A historic first was made in Wyoming:

  • Cynthia Lummis (R-WY) will become the first woman to represent the state of Wyoming in the Senate.

State Legislature

Several firsts were made at the state level:

  • Sarah McBride (D-DE) will be the first transgender woman state senator.
  • Kim Jackson (D-GA) will be the first openly LGBTQ+ state senator in Georgia
  • Democrat Jabari Brisport (D-NY) will be New York’s first openly gay Black man elected to state senate.

Transition of Power

At of the time of publication, it seems unlikely for a peaceful transition of power to occur, in part because this is the first time no congratulations have been made by the current President to the President-Elect. Along with allegations of voter fraud, the Trump campaign has pursued lawsuits in several states, including Pennsylvania, Georgia, and Michigan. These lawsuits are founded on the Trump Campaign’s claims of “ineligible individuals casting ballots,” the use of Sharpies delegitimizing ballots (which has already been proven as false), and other blanket statements. White House Press Secretary Kayleigh McEnany, who also occupies a position in the Trump campaign, had another press conference on legal efforts on November 9th.

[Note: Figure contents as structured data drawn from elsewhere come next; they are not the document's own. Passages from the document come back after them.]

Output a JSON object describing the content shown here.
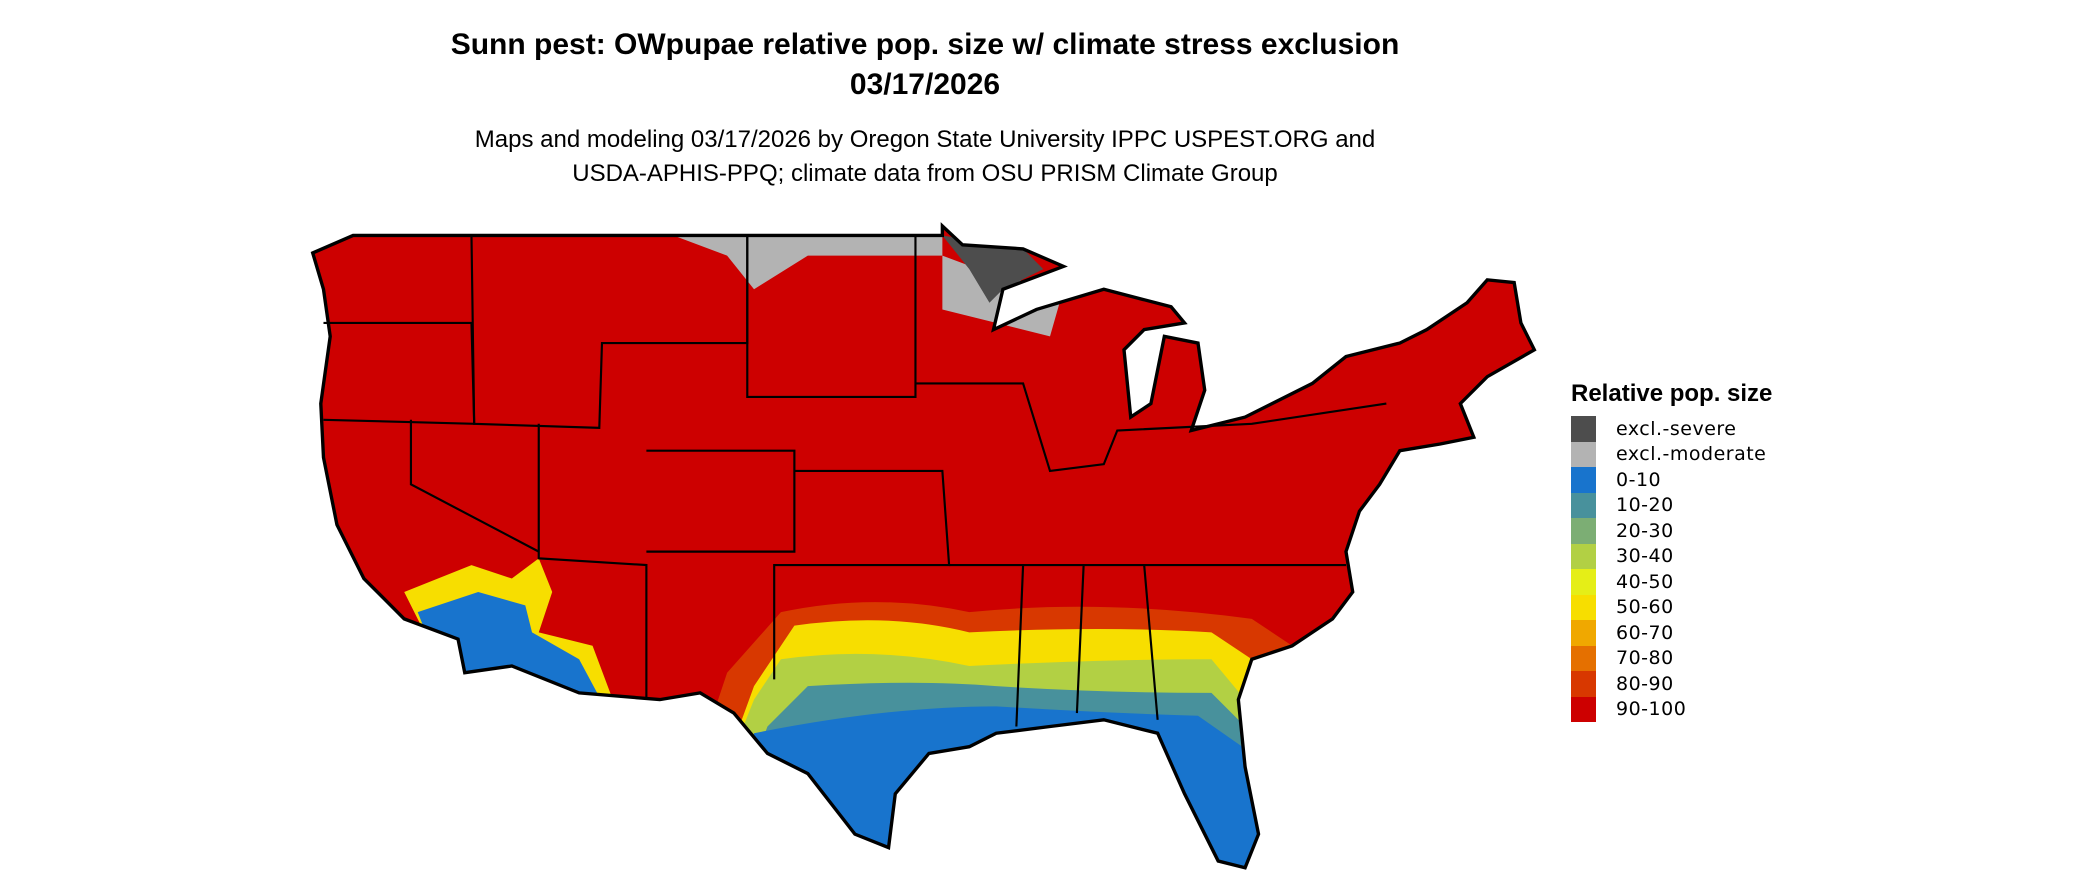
{
  "title_line1": "Sunn pest: OWpupae relative pop. size w/ climate stress exclusion",
  "title_line2": "03/17/2026",
  "subtitle_line1": "Maps and modeling 03/17/2026 by Oregon State University IPPC USPEST.ORG and",
  "subtitle_line2": "USDA-APHIS-PPQ; climate data from OSU PRISM Climate Group",
  "legend": {
    "title": "Relative pop. size",
    "items": [
      {
        "label": "excl.-severe",
        "color": "#4d4d4d"
      },
      {
        "label": "excl.-moderate",
        "color": "#b3b3b3"
      },
      {
        "label": "0-10",
        "color": "#1874cd"
      },
      {
        "label": "10-20",
        "color": "#48919c"
      },
      {
        "label": "20-30",
        "color": "#7cae74"
      },
      {
        "label": "30-40",
        "color": "#b2d044"
      },
      {
        "label": "40-50",
        "color": "#e5ee17"
      },
      {
        "label": "50-60",
        "color": "#f7de00"
      },
      {
        "label": "60-70",
        "color": "#f0a800"
      },
      {
        "label": "70-80",
        "color": "#e57000"
      },
      {
        "label": "80-90",
        "color": "#d83800"
      },
      {
        "label": "90-100",
        "color": "#cd0000"
      }
    ]
  }
}
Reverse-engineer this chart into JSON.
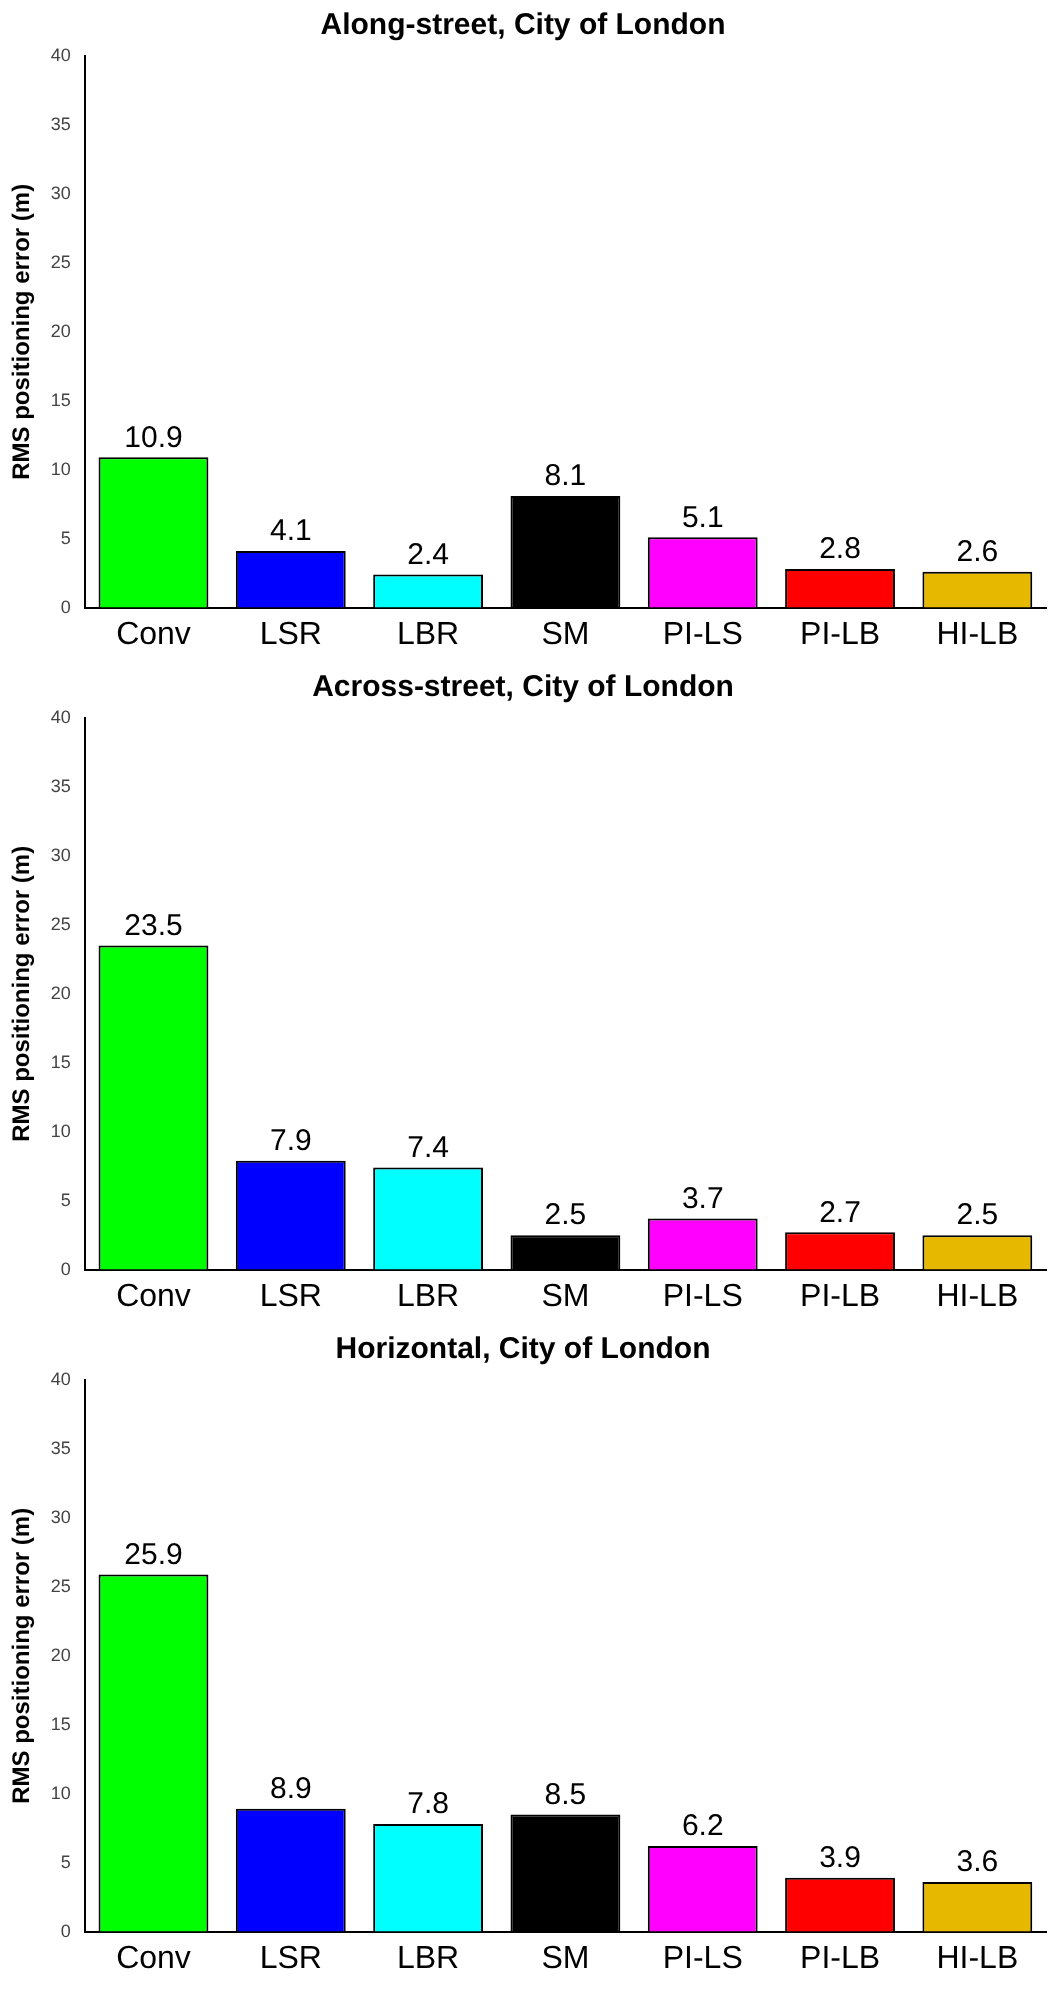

Below are her remarks.

Most courts expect to, and already have, dismissed many of the claims due to lack of supporting evidence of voter fraud. Despite this, the sitting President continues to block a smooth transition of power as he refuses to accept his defeat—meaning that these disputes could likely go on until mid-December. While Sen. Mitch McConnell (R-KY), Sen. Ted Cruz (R-TX), Sen. Lindsey Graham (R-SC) have encouraged President Trump’s baseless claims of election fraud, world leaders like UK Prime Minister Boris Johnson, a member of the country’s conservative party, Canadian Prime Minister Justin Trudeau, French Prime Minister Emmanuel Macron, German Prime Minister Angela Merkel, and South Korean Prime Minister Moon Jae-in have congratulated President-Elect Biden.